Three HSBC companies have been fined a total of £3m by the Financial Services Authority (FSA) for failing to protect customer information, which led to two incidents of data going missing.
HSBC Life UK was fined £1,610,000; HSBC Actuaries and Consultants was fined £875,000; and HSBC Insurance Brokers was fined £700,000. All these companies are part of HSBC's Insurance business.
The FSA found that "large amounts" of unencrypted customer details had been sent via post or courier to third parties.
"Despite increasing awareness of the need to protect people's confidential details, all three firms failed to put in place adequate procedures to manage their financial crime risks," said the FSA. The failings were discovered over a year ago and the bank said it has since fixed the problems.
In April 2007, HSBC Actuaries lost an unencrypted floppy disc in the post, containing the personal information of 1,917 pension scheme members.
HSBC Group Insurance's compliance team warned all three companies in July about the failing, but in February 2008 HSBC Life lost an unencrypted CD containing the details of 180,000 policy holders in the post.
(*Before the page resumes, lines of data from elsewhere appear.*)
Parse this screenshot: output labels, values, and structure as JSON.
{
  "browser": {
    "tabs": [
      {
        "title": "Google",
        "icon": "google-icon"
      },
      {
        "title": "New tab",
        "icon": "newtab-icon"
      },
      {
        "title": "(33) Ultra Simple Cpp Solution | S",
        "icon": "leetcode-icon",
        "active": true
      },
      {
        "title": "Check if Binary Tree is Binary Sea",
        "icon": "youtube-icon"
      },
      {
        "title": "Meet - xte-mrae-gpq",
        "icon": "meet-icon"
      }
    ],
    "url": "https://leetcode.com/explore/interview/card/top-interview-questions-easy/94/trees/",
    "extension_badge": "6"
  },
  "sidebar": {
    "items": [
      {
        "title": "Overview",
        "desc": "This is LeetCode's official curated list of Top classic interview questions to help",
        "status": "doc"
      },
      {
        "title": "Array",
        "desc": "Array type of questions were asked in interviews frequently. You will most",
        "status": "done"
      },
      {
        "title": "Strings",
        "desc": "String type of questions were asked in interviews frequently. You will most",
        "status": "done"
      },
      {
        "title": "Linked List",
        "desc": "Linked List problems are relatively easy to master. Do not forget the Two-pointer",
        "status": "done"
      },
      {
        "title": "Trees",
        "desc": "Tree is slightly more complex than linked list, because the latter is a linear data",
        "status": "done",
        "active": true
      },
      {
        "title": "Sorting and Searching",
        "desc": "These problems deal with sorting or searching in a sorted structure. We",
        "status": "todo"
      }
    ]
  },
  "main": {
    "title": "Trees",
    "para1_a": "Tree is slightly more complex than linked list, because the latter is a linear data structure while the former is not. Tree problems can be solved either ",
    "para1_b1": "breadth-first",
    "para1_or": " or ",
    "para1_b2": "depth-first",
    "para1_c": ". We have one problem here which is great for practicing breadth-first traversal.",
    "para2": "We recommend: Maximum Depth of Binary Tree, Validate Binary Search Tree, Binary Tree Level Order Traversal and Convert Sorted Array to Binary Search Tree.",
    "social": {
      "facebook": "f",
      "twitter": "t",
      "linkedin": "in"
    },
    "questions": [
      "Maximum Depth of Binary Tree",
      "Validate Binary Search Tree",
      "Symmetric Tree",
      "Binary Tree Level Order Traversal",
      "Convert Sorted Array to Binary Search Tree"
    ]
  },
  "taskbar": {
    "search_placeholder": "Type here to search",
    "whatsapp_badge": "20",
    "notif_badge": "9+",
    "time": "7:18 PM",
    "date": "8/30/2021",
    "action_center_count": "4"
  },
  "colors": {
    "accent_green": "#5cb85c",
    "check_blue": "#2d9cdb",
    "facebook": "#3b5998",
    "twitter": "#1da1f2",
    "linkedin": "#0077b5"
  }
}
Margaret Cole, director of enforcement at the FSA, said the breaches were very disappointing. "All three firms failed their customers by being careless with personal details, which could have ended up in the hands of criminals."
Clive Bannister, group managing director at HSBC Insurance, said, "Keeping our customers' data confidential and secure is vitally important to everyone at HSBC. We hold ourselves to the highest standards, but it is clear that in these instances we have fallen short, which we sincerely regret.
"While this is a serious matter, no customer reported any loss from these failures and we are doing everything possible to prevent a recurrence. We have implemented even more rigorous systems, better checks and more training for our people. We believe our customers can have confidence that we are doing everything we can to protect their privacy."